# WMA quota hunt options



## biggdogg (Apr 9, 2017)

Been building points and looking for a good quota hunt. What would be the best option for a good chance at a bear? Looking primarily in the North Georgia WMA's


----------



## Killer Kyle (Apr 9, 2017)

biggdogg said:


> Been building points and looking for a good quota hunt. What would be the best option for a good chance at a bear? Looking primarily in the North Georgia WMA's



Smithgall Woods / Dukes Creek is the only option, right guys? I'd save my points and put them on a high percentage deer hunt, and just come up and hunt bears on Chattahoochee WMA or the NF any time. Your odds will most likely be significantly higher, and you can burn your points on a quality deer hunt like Berry College. What are y'alls thoughts fellas? 
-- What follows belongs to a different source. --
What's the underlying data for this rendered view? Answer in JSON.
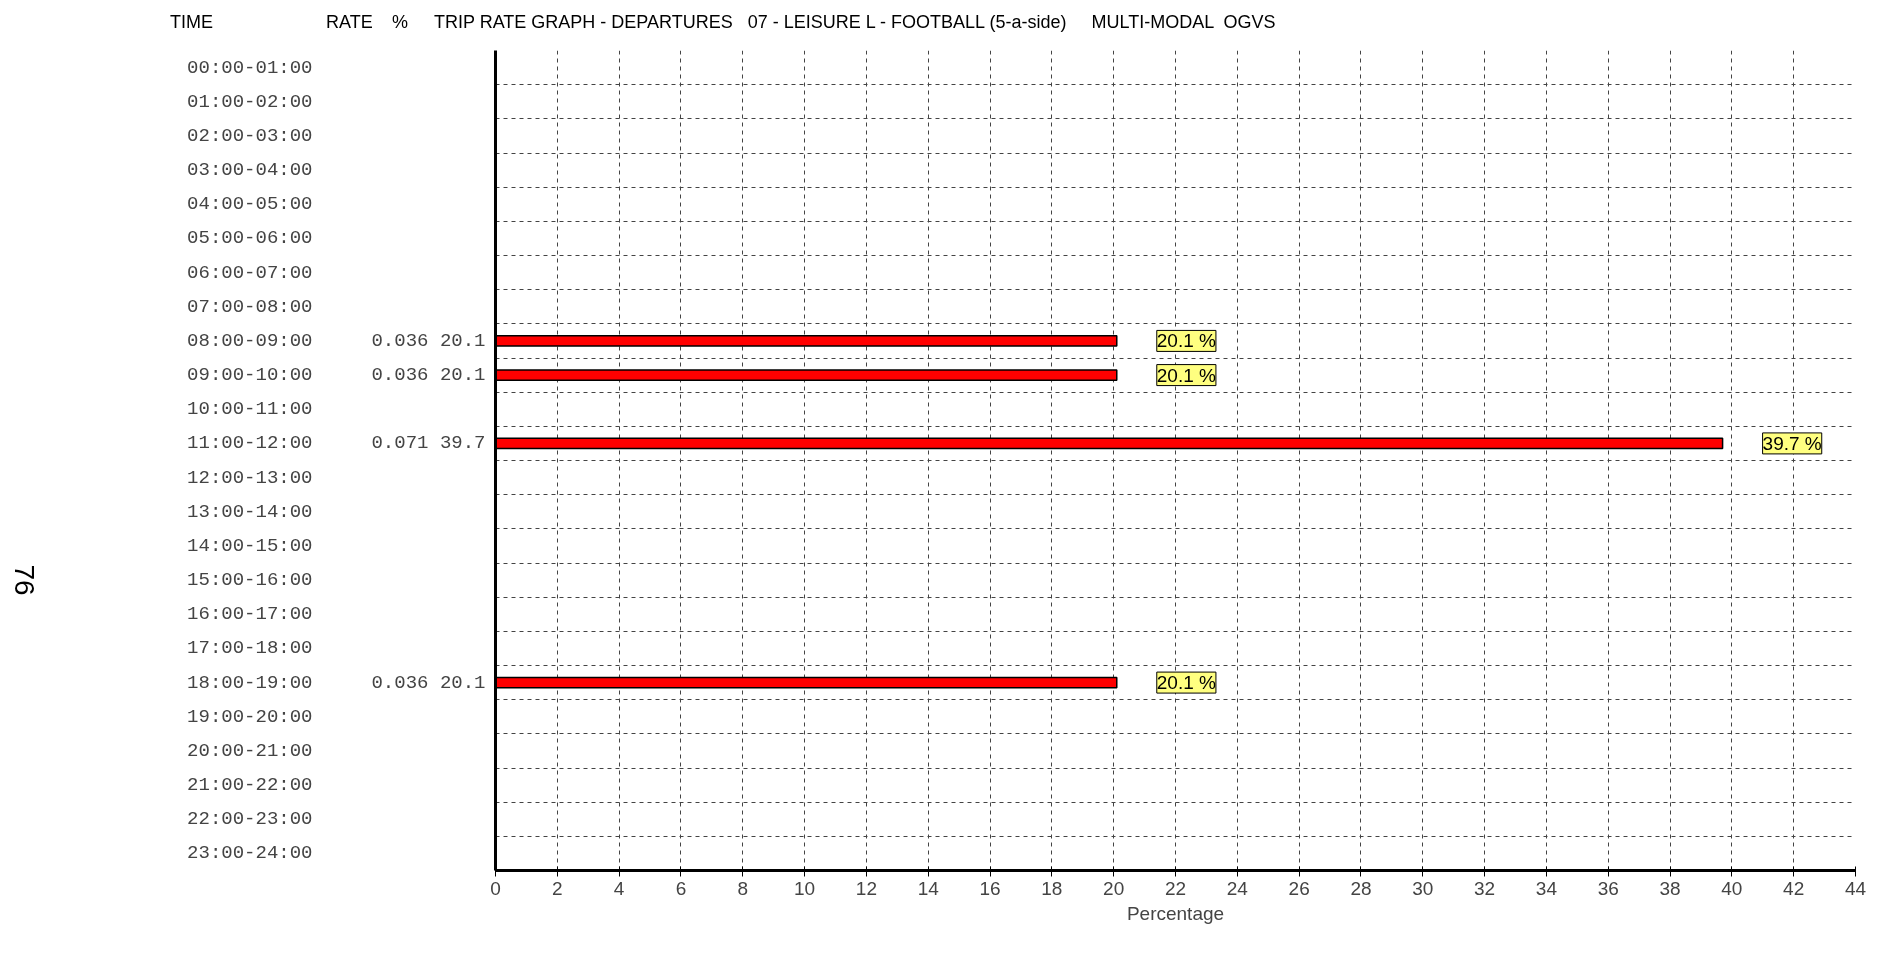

TioHeySeuss....You're the subject matter expert on this one. Chime in if you are reading this thread!!


----------



## Buckman18 (Apr 9, 2017)

I agree with the Killer. Save those points for one of the better deer hunts and go to Cohutta and have a real adventure.


----------



## Tio Hey Seuss (Apr 9, 2017)

I agree with Kyle for sure. Use the points for deer. I think I'm gonna save up for Cumberland Island and hunt some native deer!
Last year the big game hunts at Smithgall were open to all but you have to sign and pay for parking. There's definitely a healthy bear population though and most guys hunting there are after bucks. Only heard of one bear taken there this year.
Chattahoochee is just as good if not better for bear in my opinion but definitely not as good for deer so that's something to consider if you want options. 
Anyway, getting long winded but if it were me I'd hunt Chattahoochee or national forest bordering Chattahoochee before using any points for bear.


----------